A nearly 22-hour debate in the Senate closed with an overwhelming 55-22 vote against Brazil's first female president. Pro-impeachment senators broke into applause and posed for selfies and congratulatory group photos in the blue-carpeted, circular chamber.
Only a simple majority of the 81-member Senate had been required to suspend Rousseff for six months pending judgment on charges that she broke budget accounting laws. A trial could now take months, with a two-thirds majority vote eventually needed to force Rousseff, 68, from office altogether.
He was preparing to announce a new government shortly and said his priority is to address Brazil's worst recession in decades and end the paralysis gripping Congress during the battle over Rousseff.
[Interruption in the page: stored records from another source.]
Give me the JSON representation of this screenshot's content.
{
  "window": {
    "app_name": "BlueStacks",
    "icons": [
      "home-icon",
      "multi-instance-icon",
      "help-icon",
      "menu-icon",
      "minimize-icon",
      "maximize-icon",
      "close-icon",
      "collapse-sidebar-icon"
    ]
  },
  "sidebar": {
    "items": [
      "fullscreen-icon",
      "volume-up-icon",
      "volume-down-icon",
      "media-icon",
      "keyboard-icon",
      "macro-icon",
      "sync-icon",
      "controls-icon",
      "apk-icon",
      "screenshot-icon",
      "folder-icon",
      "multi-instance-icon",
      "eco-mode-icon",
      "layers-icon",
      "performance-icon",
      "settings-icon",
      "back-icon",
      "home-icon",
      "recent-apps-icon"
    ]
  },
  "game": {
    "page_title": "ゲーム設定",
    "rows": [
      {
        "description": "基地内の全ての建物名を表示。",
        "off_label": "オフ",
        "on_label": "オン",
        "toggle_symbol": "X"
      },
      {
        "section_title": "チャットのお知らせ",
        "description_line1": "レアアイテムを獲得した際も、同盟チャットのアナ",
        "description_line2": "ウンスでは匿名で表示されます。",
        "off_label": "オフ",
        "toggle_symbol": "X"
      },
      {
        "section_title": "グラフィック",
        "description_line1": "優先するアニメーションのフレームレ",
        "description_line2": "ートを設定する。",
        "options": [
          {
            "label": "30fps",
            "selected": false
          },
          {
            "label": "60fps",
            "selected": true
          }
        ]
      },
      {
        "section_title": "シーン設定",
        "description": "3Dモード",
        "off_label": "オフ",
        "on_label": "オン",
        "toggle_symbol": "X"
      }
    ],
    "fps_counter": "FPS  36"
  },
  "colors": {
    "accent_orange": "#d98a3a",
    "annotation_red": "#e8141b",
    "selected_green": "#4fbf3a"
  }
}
"He will inherit much of Brazilians' dissatisfaction with the political tradition that he embodies," said Thiago Bottino, an analyst at the Getulio Vargas Foundation.
A onetime Marxist guerrilla tortured under the country's military dictatorship in the 1970s, Rousseff has denounced the impeachment drive as a coup and vowed to fight on during her trial.
A crowd of supporters was gathering outside the presidential palace to salute her as she drove off, a spokesman for the Workers' Party told AFP.
She was expected to go to her official residence where she will continue to live with her mother during the impeachment trial. She will retain her salary and bodyguards.
The leader of the Workers' Party in the Senate, Humberto Costa, said his side would now work to convince senators to support Rousseff in the trial and turn the tide in her favor.